D’ailleurs, c’est ce qu’a admis M. Le Drian, lors d’une audition devant la commission des Affaires étrangères et des Forces armées du Sénat, dont le compte-rendu vient d’être rendu public. « Nos déploiements actuels, dans les circonstances particulièrement graves que nous connaissons, se situent déjà à un niveau légèrement supérieur aux contrats opérationnels définis en 2013, aussi bien sur le territoire qu’à l’extérieur », a-t-il souligné.

"Le premier engagement à 10.400 militaires a été effectué, sans disposer d’un réservoir de forces dédiées, par les forces terrestres essentiellement. Les activités non prioritaires et la préparation opérationnelle des forces ont été temporairement suspendues. Un tel engagement offre (…) peu de marge de manoeuvre en cas de nouvelle dégradation de la situation sécuritaire sur le front intérieur" , a expliqué le ministre.

Du coup, et outre la question de son coût (1 millions d’euros par jour), il ne faudrait pas que l’opération Sentinelle dure trop longtemps. « Une  prolongation significative de la mission imposerait des renoncements sur la préparation de nos forces et leurs conditions de vie », a admis M. Le Drian. Mais aussi sur les relèves sur les théatres extérieurs… « Il faut garder à l’esprit que nos troupes sont en permanence dans le tempo opérationnel : lorsqu’elles ne sont pas engagées en opérations extérieures, soit elles se régénèrent, soit elles se préparent à l’engagement suivant », rappelait récemment le général de Villiers, le chef d’état-major des armées.
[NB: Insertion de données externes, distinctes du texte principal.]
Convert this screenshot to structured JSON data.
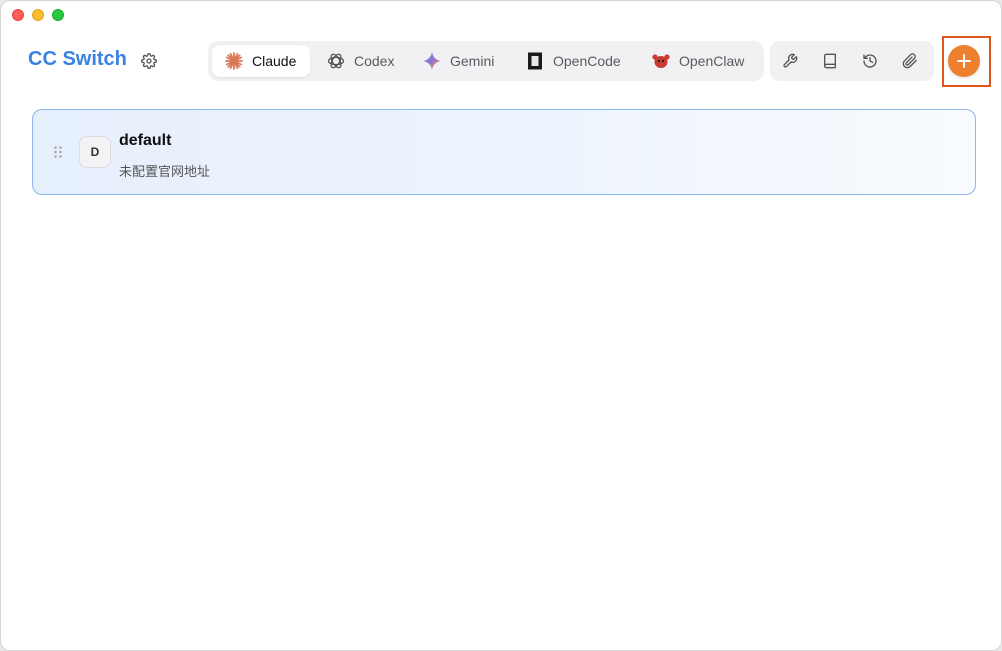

Pour continuer à assurer la sécurité des points sensibles, le mode opératoire va nécessairement évoluer. Il apparaît, par exemple, peu pertinent de mobiliser des personnels pour garder un local qui est vide pendant la nuit. Par conséquents, les modes opératoires vont évoluer, en mettant l’accent sur la mobilité. Cela permettra de diminuer progressivement les effectifs engagés, sauf, bien évidemment, en cas de nouvel attentat…

Quoi qu’il en soit, l’actualisation de la Loi de programmation militaire (LPM), prévue avant l’été, ne fera pas l’économie d’aborder la question des effectifs. « Il s’agit de s’adapter au nouvel environnement auquel nous sommes confrontés. Il s’agit aussi de tirer les enseignements de deux ans d’interventions extérieures intenses et de prendre acte que nous arrivons probablement au bout de la logique de déflation qui domine le ministère depuis la décennie 1990″, a expliqué M. Le Drian aux sénateurs. Le ministre a cependant bien fixé la limite de l’exercice : il est question d’un « ajustement » de la LPM et non pas d’une refonte.

Aussi, les suppressions de postes au sein des armées vont se poursuivre. Et cela, même si on arrive « au bout de la logique de déflation ». Il devrait s’agir tout au plus d’avaliser la décision du président Hollande de ralentir la décrue des effectifs du ministère de la Défense. Mais si les forces sont au taquet avec leurs effectifs actuels, comment feront-elles si elles perdent encore – certes, dans une moindre proportion – des postes dans les années à venir?

« La nouvelle trajectoire de nos effectifs, dans un ministère qui continuera de réduire significativement ses emplois, nous permettra donc de faire face aux exigences nouvelles de mobilisation sur le territoire national, ainsi qu’aux tensions accrues sur les théâtres extérieurs. Les nouveaux contrats opérationnels seront inscrits dans l’actualisation qui sera présentée au printemps prochain au chef de l’État puis au Parlement », a indiqué M. Le Drian.

« Toutes les menaces qui se sont concrétisées figuraient dans le Livre blanc. Il s’agit de mettre en place des inflexions, nécessitées par l’évolution de la situation, notamment sur la cyberdéfense, les services de Renseignement, les effectifs, les Réserves et les nouveaux contrats opérationnels. L’objectif de cette actualisation est de procéder rapidement, avant l’été, aux inflexions rendues nécessaires par la situation », a encore insisté le ministre, à la fin de son audition.